Lets step back in time and have a look at Aa look at a young man's 1927 visit to conservationist Stephen Leek's Camp to help with the construction of Leek's Lodge.

You'll see it all in the video below.

In the background of this black and white silent film you will see glimpses of the Grand Tetons of Wyoming.

Where this young man was going was once along the shores of Jackson Lake, Wyoming. All you can find of it today is a burnt stone chimney. In 1998 a fire destroyed all but that.

Leek (viewed at 8:46) was a major force in the creation of the National Elk Refuge which now includes more than 25,000 acres.

attachment-Leeks Lodge 1927


At the beginning of the video you will see a scene of Leek and the boy along the North Platte, NE. 

In 1888, homesteader, businessman and conservationist Stephen Leek arrived in Jackson Hole to pursue ranching, guiding and later, conservation work.

In 1927 Mr. Leek built a lodge on the shores of Jackson Lake.

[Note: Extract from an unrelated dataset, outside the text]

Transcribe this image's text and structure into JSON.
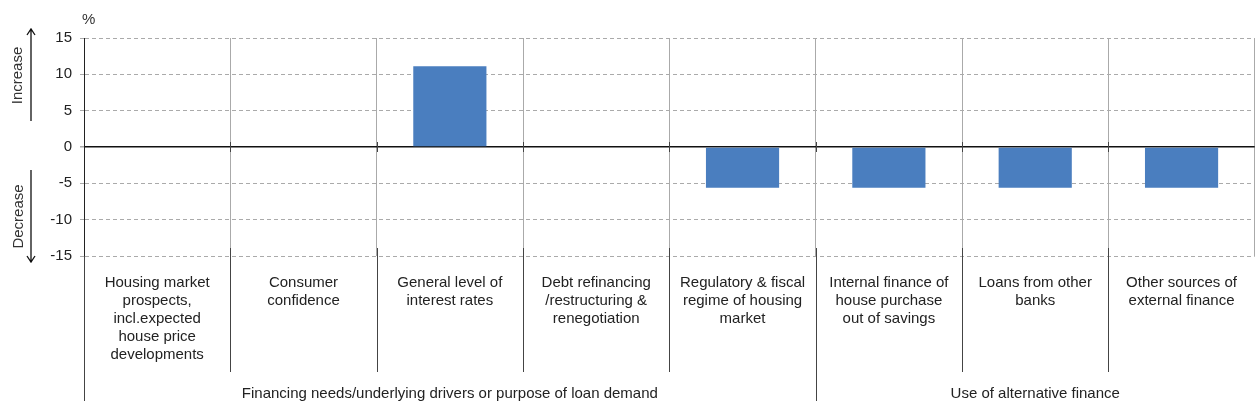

Stephen Leek pioneered the first conservation movement in Jackson Hole as a passionate campaigner for the local elk herd. During the severe winter of 1908-1909, thousands of elk died due to heavy snows and homesteads that blocked winter range. Leek's glass plate photographs of the elk nationally publicized the tragic winter die-off. In 1912, Congress set aside 1,000 acres as the National Elk Refuge. Today the refuge covers 25,000 acres, providing range for roughly 7,000 elk each winter. (National Park Service).

At 10:15 into the film there is a curious moment when you'll see the lake lapping at the bottom of a cabin. There is also a quick video of a damn. Not sure what that is all about.

This is a well preserved and rare glimpse into what life was like back in the early days of Wyoming.